ACT TWO: The two troll teams meet and win their session. Then Bororo comes in just when the trolls are about to finish their game and destroys everything, including the human universe with a Lord English-esque mouth-beam. A4 implies she does the same with the troll universe. Meanwhile, Duplicate Meulin convinces Nepeta to start making ships become 'canon.' The trolls themselves escape into the B2 session.

ACT THREE: B1 session goes relatively normal, then everyone gets a call from Karkat to hop on the meteor comming towards them. Also Bro and Dad start the scratch upon noticing that the session is null.

ACT FOUR: Duplicate Meulin tells everyone to grind for grist, and everything otherwise goes fine until Bororo comes in yet again. Eventually the protagonist group gets the sprites to fly them through the Furthest Ring and to the B1 session, where they cross paths and such, and then Bororo dies when Rose tosses the tumor at her.

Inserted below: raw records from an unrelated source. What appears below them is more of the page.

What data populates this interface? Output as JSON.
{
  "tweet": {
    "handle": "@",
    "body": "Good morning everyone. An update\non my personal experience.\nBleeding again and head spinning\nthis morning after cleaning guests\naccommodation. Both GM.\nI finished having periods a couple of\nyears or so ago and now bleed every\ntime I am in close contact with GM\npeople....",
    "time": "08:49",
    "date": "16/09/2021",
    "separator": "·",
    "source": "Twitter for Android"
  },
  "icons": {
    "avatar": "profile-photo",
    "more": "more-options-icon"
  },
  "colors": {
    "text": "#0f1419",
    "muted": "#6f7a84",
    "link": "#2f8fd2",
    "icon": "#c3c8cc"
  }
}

In conclusion, the humans, trolls, all of their dreamselves, and Jaspers are on a ~six-year trip across the Furthest Ring until they reach the B2 session so they can continue it and win the game.


Closing AN:

According to my computer, this is the longest chapter document I have written so far. This was supposed to be short and I kind of went a little into too much detail, and indeed I might shorten this down considerably later on in this fan fic's path.

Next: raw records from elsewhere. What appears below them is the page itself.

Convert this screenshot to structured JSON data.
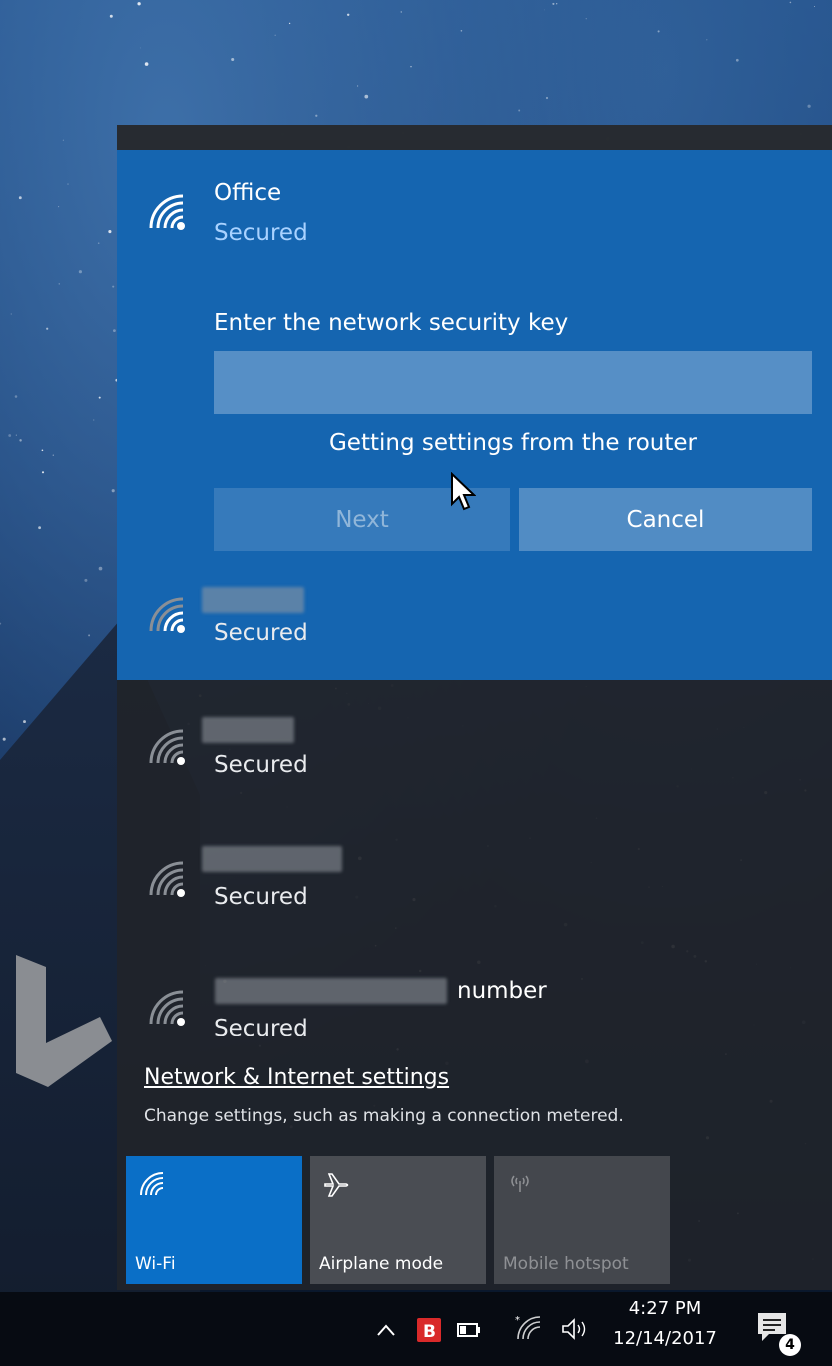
{
  "connect_panel": {
    "network_name": "Office",
    "network_status": "Secured",
    "key_label": "Enter the network security key",
    "key_value": "",
    "progress_text": "Getting settings from the router",
    "next_label": "Next",
    "cancel_label": "Cancel"
  },
  "networks": [
    {
      "name_visible": "",
      "status": "Secured"
    },
    {
      "name_visible": "",
      "status": "Secured"
    },
    {
      "name_visible": "",
      "status": "Secured"
    },
    {
      "name_visible": "number",
      "status": "Secured"
    }
  ],
  "settings": {
    "link_label": "Network & Internet settings",
    "description": "Change settings, such as making a connection metered."
  },
  "quick_actions": [
    {
      "label": "Wi-Fi",
      "icon": "wifi-icon",
      "state": "on"
    },
    {
      "label": "Airplane mode",
      "icon": "airplane-icon",
      "state": "off"
    },
    {
      "label": "Mobile hotspot",
      "icon": "hotspot-icon",
      "state": "disabled"
    }
  ],
  "taskbar": {
    "time": "4:27 PM",
    "date": "12/14/2017",
    "notification_count": "4",
    "icons": [
      "chevron-up-icon",
      "app-b-icon",
      "battery-icon",
      "wifi-icon",
      "volume-icon",
      "action-center-icon"
    ]
  },
  "colors": {
    "accent": "#1565b0",
    "wifi_tile": "#0a6fc7",
    "flyout_bg": "#20242a",
    "status_text": "#a9d2ff"
  }
}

This contains a lot of speculation. For one, Kankri and Sufferer were able to get memories from eachother (at first this was just an excuse to keep Kankri and Karrlasprite's quirks unaltered after I had written them with the 6/9 substitution, and so that Karrlasprite would continue to be incomprehensible, but then I remembered the sillouette shot of all the pre-scratch trolls and how Kankri was the only one who seemed to have eyebags; plus there's how the scratch merely sends the portals do different locations and doesn't actually reincarnate them). Then, based pre-incident Mituna soley off of Aranea's description of him, how he told about prophecies only to get ignored. I'm just figuring that pre-incident he was similar to himself now, only unintelligible. Also a little more like that "THE END IS NEAR" crowd. Either way, though, this 'assumption' was kind of to try to keep him like he is in canon, since altering the character's personalities in a fan fic like this without gradual character development or something similar would be really bad writing.

Constructive critisism will be accepted! Just don't complain about preferences like leaving the A1 trolls alive and part of the group, you know the kind of things that aren't criticisms so much as just bashing the plot.

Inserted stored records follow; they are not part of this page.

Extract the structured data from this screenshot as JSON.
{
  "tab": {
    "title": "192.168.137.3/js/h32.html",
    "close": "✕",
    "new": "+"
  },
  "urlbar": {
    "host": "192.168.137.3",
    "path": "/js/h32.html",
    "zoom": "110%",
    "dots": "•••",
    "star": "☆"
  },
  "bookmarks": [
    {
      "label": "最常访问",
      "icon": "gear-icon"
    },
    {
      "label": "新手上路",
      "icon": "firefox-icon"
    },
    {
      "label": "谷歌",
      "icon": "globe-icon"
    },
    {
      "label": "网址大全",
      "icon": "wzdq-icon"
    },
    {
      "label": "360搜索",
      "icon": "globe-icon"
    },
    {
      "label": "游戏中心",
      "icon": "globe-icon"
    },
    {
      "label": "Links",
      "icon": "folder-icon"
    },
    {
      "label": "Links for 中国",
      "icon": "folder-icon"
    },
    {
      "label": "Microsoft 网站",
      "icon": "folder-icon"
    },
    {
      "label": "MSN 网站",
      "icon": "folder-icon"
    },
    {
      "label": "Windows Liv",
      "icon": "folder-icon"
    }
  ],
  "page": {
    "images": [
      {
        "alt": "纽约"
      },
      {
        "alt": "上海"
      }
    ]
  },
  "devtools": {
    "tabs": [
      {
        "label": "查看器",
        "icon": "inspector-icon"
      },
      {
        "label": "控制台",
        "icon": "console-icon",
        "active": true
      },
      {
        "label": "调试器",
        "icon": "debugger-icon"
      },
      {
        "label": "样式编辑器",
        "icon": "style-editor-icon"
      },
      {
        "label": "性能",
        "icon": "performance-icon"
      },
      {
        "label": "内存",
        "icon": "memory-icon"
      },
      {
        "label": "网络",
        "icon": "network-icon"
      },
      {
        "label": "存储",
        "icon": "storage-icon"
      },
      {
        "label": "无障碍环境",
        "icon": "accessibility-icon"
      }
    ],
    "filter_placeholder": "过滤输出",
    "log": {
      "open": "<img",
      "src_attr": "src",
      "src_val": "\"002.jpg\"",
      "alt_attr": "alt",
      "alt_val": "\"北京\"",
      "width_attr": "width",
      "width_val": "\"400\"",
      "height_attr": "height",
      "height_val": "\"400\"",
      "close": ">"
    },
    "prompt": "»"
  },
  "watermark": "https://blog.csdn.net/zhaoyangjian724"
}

Also, yes I know this backstory is dumb and yes, I know the cast pretty much had everything spoonfed to them throughout this chapter, but in a way it was kind of the point (the game did jack shit to make them stronger; that's what the six year trip is supposed to do), plus trying to think up of a good reason to get everything down was nigh-impossible with the regular universe. Making a SBURBless AU where everyone lives together was out of the question because of how the troll's worlds built their characters, but after thinking about it I'm doing something like that with a different story, OT32 Shenanigans.

Bororo is not intended to resemble any specific fantroll, though if she resembles your's in certain ways then you should consider redesigning them. Yes, including the quirk. (Or lack therof.) And especially the name, since it's a corrupted version of "bull shit" in Spanish.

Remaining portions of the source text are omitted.